Counting Words
This section introduces the basics of all text analysis - turning words into numbers.
Begin by enabling plots to be displayed in the Jupyter notebook and importing the pandas library.
%matplotlib inline
import pandas as pd
The sample text for this section are presidential State of the Union addresses. These were collected buy Constantine Lignos and made availabe on his github page.
Since CSV files aren’t really well-designed to hold long text fields with line-breaks, quotation marks and commas (which might interpreted by a csv reader as the start of a new field), I stored the addresses in a json file format. This can be read by pandas and converted into a data frame.
sotu_df = pd.read_json('data/sotu.json')
As before, info, head and tail give a sense of the data.
sotu_df.info()
<class 'pandas.core.frame.DataFrame'>
Int64Index: 230 entries, 0 to 229
Data columns (total 3 columns):
sotu_president 230 non-null object
sotu_text 230 non-null object
sotu_year 230 non-null int64
dtypes: int64(1), object(2)
memory usage: 7.2+ KB
There are three columns with no missing data. sotu_year is the only numeric field.
sotu_df.head()
| sotu_president | sotu_text | sotu_year | |
|---|---|---|---|
| 0 | George_Washington | Fellow-Citizens of the Senate and House of Rep... | 1790 |
| 1 | George_Washington | Fellow-Citizens of the Senate and House of Rep... | 1791 |
| 2 | George_Washington | Fellow-Citizens of the Senate and House of Rep... | 1792 |
| 3 | George_Washington | Fellow-Citizens of the Senate and House of Rep... | 1793 |
| 4 | George_Washington | Fellow-Citizens of the Senate and House of Rep... | 1794 |
A specific row can be referenced using its index through iloc.
sotu_df.iloc[227]
sotu_president Barack_Obama
sotu_text Mr.
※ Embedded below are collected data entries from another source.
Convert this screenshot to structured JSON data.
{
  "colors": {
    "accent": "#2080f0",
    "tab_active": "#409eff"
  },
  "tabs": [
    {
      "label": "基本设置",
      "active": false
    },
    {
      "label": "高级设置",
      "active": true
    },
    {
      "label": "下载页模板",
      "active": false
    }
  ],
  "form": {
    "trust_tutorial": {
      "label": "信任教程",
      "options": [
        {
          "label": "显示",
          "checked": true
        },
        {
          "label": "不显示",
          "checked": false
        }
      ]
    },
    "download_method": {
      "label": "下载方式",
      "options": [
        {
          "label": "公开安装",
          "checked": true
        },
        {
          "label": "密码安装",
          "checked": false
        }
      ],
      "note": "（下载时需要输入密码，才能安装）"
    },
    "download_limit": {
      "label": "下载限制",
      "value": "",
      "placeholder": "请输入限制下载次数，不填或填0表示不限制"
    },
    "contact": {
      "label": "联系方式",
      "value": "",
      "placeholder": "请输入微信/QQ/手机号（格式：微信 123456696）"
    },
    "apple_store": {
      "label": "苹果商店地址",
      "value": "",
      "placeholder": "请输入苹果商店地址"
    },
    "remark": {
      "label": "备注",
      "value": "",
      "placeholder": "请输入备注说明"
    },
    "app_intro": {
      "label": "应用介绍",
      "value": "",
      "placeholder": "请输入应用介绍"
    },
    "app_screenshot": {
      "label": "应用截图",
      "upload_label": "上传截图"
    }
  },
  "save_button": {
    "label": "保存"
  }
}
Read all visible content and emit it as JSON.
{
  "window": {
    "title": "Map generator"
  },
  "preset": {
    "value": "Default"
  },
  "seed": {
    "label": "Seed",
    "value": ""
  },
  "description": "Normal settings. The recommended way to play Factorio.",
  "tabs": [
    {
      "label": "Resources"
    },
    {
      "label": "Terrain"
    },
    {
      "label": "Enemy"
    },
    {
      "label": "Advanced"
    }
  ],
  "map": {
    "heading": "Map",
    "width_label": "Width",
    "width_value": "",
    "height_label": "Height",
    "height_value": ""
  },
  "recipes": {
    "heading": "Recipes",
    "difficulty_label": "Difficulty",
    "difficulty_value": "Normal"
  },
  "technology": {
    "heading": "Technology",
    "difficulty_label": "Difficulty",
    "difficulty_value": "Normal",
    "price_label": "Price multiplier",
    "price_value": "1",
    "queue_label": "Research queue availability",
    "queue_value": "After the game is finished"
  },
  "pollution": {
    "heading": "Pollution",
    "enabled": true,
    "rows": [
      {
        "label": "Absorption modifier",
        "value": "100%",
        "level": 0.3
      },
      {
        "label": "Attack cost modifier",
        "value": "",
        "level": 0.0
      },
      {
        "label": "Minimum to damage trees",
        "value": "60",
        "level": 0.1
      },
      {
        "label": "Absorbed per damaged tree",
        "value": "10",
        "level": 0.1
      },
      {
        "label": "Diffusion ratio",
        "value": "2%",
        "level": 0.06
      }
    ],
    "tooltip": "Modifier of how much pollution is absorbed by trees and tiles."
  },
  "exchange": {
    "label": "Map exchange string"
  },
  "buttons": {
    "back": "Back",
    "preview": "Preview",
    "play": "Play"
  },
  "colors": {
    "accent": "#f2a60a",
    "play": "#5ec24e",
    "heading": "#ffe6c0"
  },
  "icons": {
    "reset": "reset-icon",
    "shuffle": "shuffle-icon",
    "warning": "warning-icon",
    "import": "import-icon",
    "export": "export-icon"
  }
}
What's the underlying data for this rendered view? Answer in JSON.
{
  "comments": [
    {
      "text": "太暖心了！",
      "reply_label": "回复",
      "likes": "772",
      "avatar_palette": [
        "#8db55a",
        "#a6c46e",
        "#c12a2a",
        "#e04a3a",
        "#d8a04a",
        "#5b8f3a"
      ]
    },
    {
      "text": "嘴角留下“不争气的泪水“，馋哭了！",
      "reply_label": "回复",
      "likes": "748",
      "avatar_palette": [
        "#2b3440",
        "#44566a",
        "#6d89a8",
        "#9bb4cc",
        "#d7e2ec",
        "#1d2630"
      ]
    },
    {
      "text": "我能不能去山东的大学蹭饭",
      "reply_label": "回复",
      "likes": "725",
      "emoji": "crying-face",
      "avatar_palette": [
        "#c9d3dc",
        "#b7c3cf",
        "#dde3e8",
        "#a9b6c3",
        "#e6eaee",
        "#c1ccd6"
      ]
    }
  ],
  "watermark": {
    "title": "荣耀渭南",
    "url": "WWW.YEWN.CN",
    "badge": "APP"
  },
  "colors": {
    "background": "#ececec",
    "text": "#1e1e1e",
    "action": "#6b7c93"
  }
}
Speaker, Mr. Vice President, Members of Co...
sotu_year 2016
Name: 227, dtype: object
Here’s what the first 800 characters of the variable sotu_text look like from a random row.
print(sotu_df.iloc[227]['sotu_text'][:800])
Mr. Speaker, Mr. Vice President, Members of Congress, my fellow
Americans:
Tonight marks the eighth year I have come here to report on the State of
the Union. And for this final one, I am going to try to make it shorter.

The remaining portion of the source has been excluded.